Mark Blyth is a faculty fellow at the Institute, professor of international political economy in Brown’s Political Science Department and director of the University’s undergraduate programs in development studies and international relations.
Do you see any “austerity fatigue” right now in Europe? If so, what would be the consequences, political and economically?
There is more than fatigue in Europe. There is serious exhaustion. The policy of simultaneous contractions among multiple countries as a route to debt stabilization has been a disaster. It has generated 25 million unemployed above trend and it has destroyed between 20 and 30 percent of GDP in the Southern countries. The problem is that as GDP shrinks the same amount of debt gets bigger rather than smaller, which is why every country that has undergone an austerity diet now has more debt rather than less. It is self-defeating economically and dangerous politically.
Is it the notion of the “new normal” which retains the politicians and mainstream economist to realize that austerity has failed?
If the “new normal” is a permanent unemployment rate of 20 percent and the constant destruction of productive capacity, then the new normal will not be normal very long. At the end of the day you can’t run a gold standard type if monetary regime, which is what the Euro is in that no one can create the currency that they use and so deprived of inflation and devaluation as options the adjustment to shocks occurs entirely through wages and prices, in a democracy. Eventually someone will vote against it, and at that point the entire project can unravel.

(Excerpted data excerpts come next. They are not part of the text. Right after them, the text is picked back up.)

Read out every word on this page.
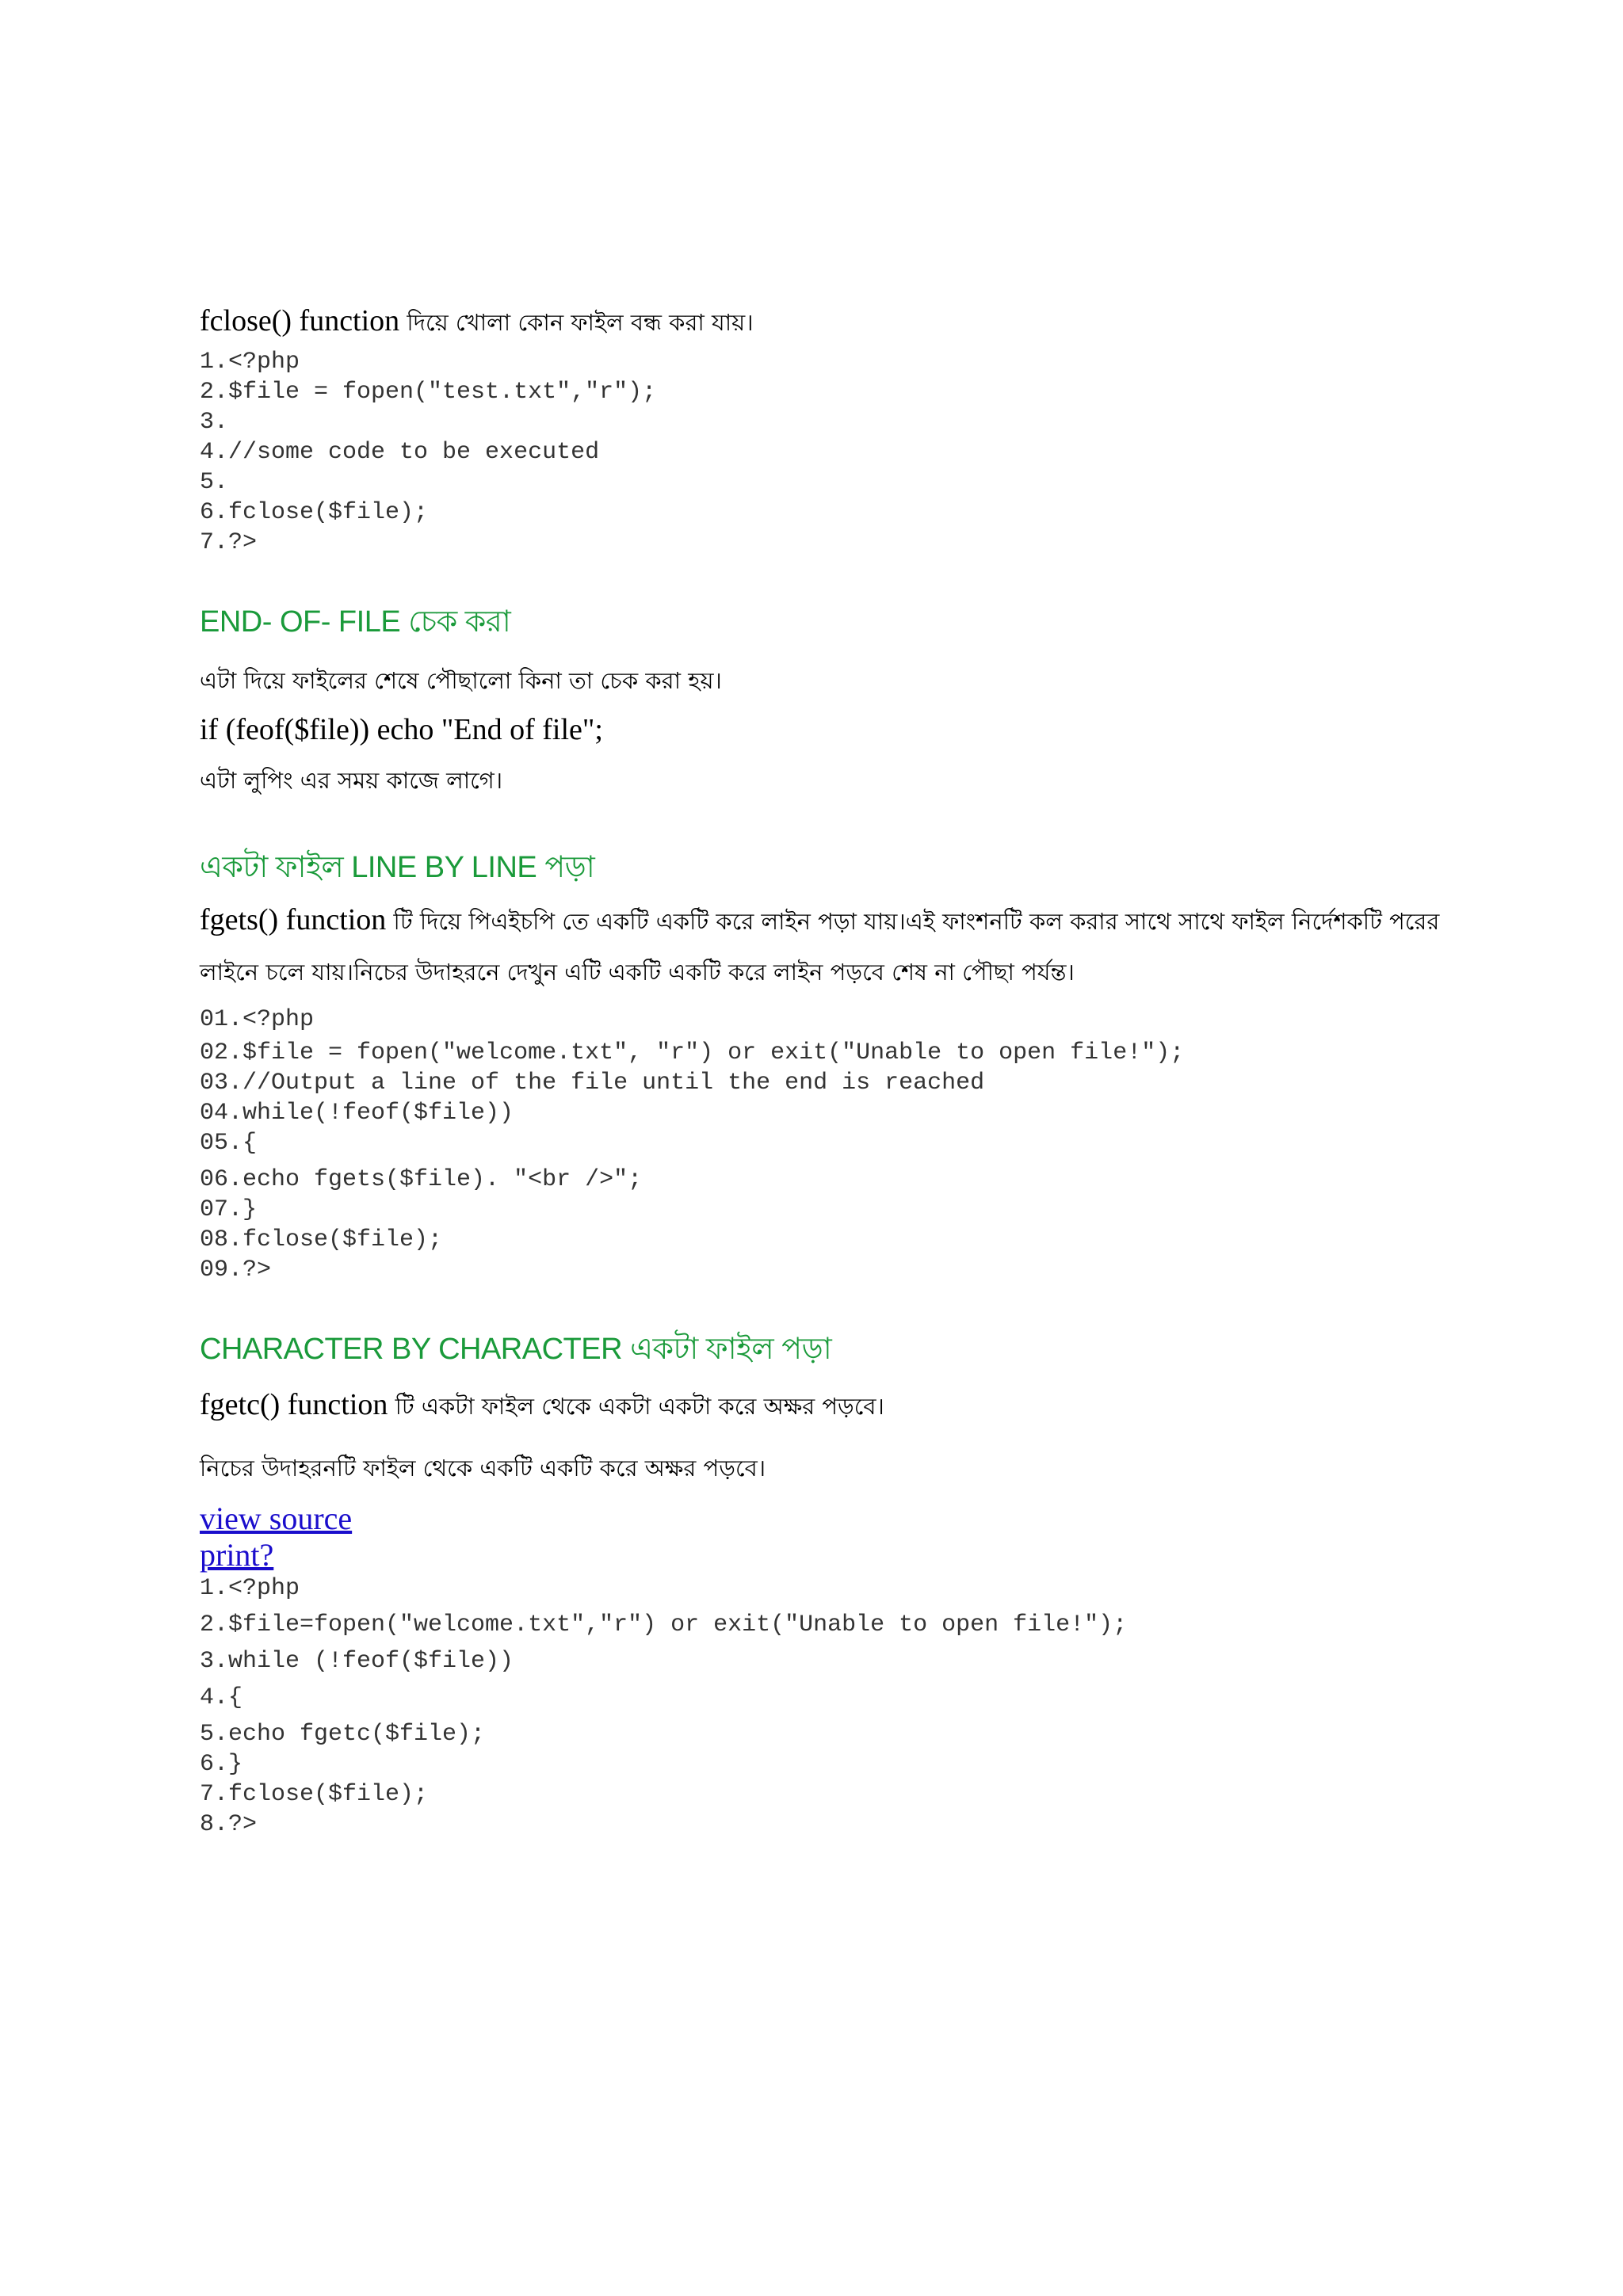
fclose() function দিয়ে খোলা কোন ফাইল বন্ধ করা যায়।
1.<?php
2.$file = fopen("test.txt","r");
3.
4.//some code to be executed
5.
6.fclose($file);
7.?>
END- OF- FILE চেক করা
এটা দিয়ে ফাইলের শেষে পৌছালো কিনা তা চেক করা হয়।
if (feof($file)) echo "End of file";
এটা লুপিং এর সময় কাজে লাগে।
একটা ফাইল LINE BY LINE পড়া
fgets() function টি দিয়ে পিএইচপি তে একটি একটি করে লাইন পড়া যায়।এই ফাংশনটি কল করার সাথে সাথে ফাইল নির্দেশকটি পরের
লাইনে চলে যায়।নিচের উদাহরনে দেখুন এটি একটি একটি করে লাইন পড়বে শেষ না পৌছা পর্যন্ত।
01.<?php
02.$file = fopen("welcome.txt", "r") or exit("Unable to open file!");
03.//Output a line of the file until the end is reached
04.while(!feof($file))
05.{
06.echo fgets($file). "<br />";
07.}
08.fclose($file);
09.?>
CHARACTER BY CHARACTER একটা ফাইল পড়া
fgetc() function টি একটা ফাইল থেকে একটা একটা করে অক্ষর পড়বে।
নিচের উদাহরনটি ফাইল থেকে একটি একটি করে অক্ষর পড়বে।
view source
print?
1.<?php
2.$file=fopen("welcome.txt","r") or exit("Unable to open file!");
3.while (!feof($file))
4.{
5.echo fgetc($file);
6.}
7.fclose($file);
8.?>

Markets are not demanding austerity. The numbers don’t support the advocates of austerity. Why there is no Plan B in Europe?

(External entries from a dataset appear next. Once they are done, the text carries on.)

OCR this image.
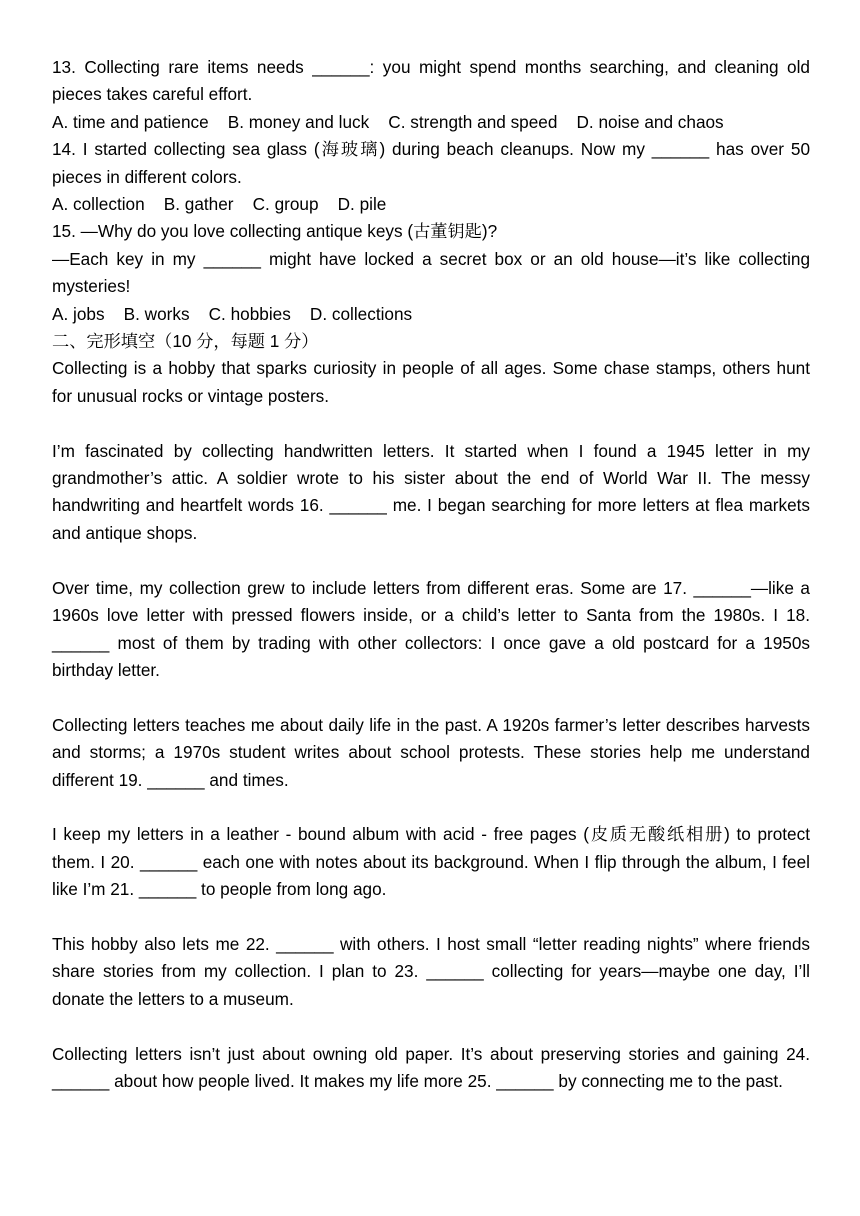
13. Collecting rare items needs ______: you might spend months searching, and cleaning old pieces takes careful effort.

A. time and patience    B. money and luck    C. strength and speed    D. noise and chaos

14. I started collecting sea glass (海玻璃) during beach cleanups. Now my ______ has over 50 pieces in different colors.

A. collection    B. gather    C. group    D. pile

15. —Why do you love collecting antique keys (古董钥匙)?

—Each key in my ______ might have locked a secret box or an old house—it’s like collecting mysteries!

A. jobs    B. works    C. hobbies    D. collections

二、完形填空（10 分，每题 1 分）

Collecting is a hobby that sparks curiosity in people of all ages. Some chase stamps, others hunt for unusual rocks or vintage posters.

I’m fascinated by collecting handwritten letters. It started when I found a 1945 letter in my grandmother’s attic. A soldier wrote to his sister about the end of World War II. The messy handwriting and heartfelt words 16. ______ me. I began searching for more letters at flea markets and antique shops.

Over time, my collection grew to include letters from different eras. Some are 17. ______—like a 1960s love letter with pressed flowers inside, or a child’s letter to Santa from the 1980s. I 18. ______ most of them by trading with other collectors: I once gave a old postcard for a 1950s birthday letter.

Collecting letters teaches me about daily life in the past. A 1920s farmer’s letter describes harvests and storms; a 1970s student writes about school protests. These stories help me understand different 19. ______ and times.

I keep my letters in a leather - bound album with acid - free pages (皮质无酸纸相册) to protect them. I 20. ______ each one with notes about its background. When I flip through the album, I feel like I’m 21. ______ to people from long ago.

This hobby also lets me 22. ______ with others. I host small “letter reading nights” where friends share stories from my collection. I plan to 23. ______ collecting for years—maybe one day, I’ll donate the letters to a museum.

Collecting letters isn’t just about owning old paper. It’s about preserving stories and gaining 24. ______ about how people lived. It makes my life more 25. ______ by connecting me to the past.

You are quite correct that the yields are not correlated to austerity budgets. In fact in 2011 as yields peaked the cuts were at their height. What was lacking was credible central bank policy to prevent massive losses to holders of Euro denominated bonds if the Euro fell apart or the European banking system ran out of liquidity. The LTRO programs plus Draghi’s ‘whatever it takes’ promise has done that for the moment, but it is still just a promise.
Given this, the fact that there is no plan B tells us that the real reason we are doing this lies elsewhere, which is to be found in the overleveraged European banking system, which is stuffed with bad assets and its too big to Bail. Given that no state, even Germany, is big enough to solve the problem of removing these bad assets from the banking system, they squeeze, add liquidity, and pray. Far more effective would be to simply stop doing austerity and allow these economies to grow again since the yields will remain low if Drahgi’s claim is credible. So maybe the fact that we keep squeezing tells us something about the real value of Draghi’s promise?
Thank you very much
Mark Blyth is Professor of International Political Economy at Brown University. He is the author of Great Transformations: Economic Ideas and Institutional Change in the Twenties Century and Austerity: The History of a Dangerous Idea.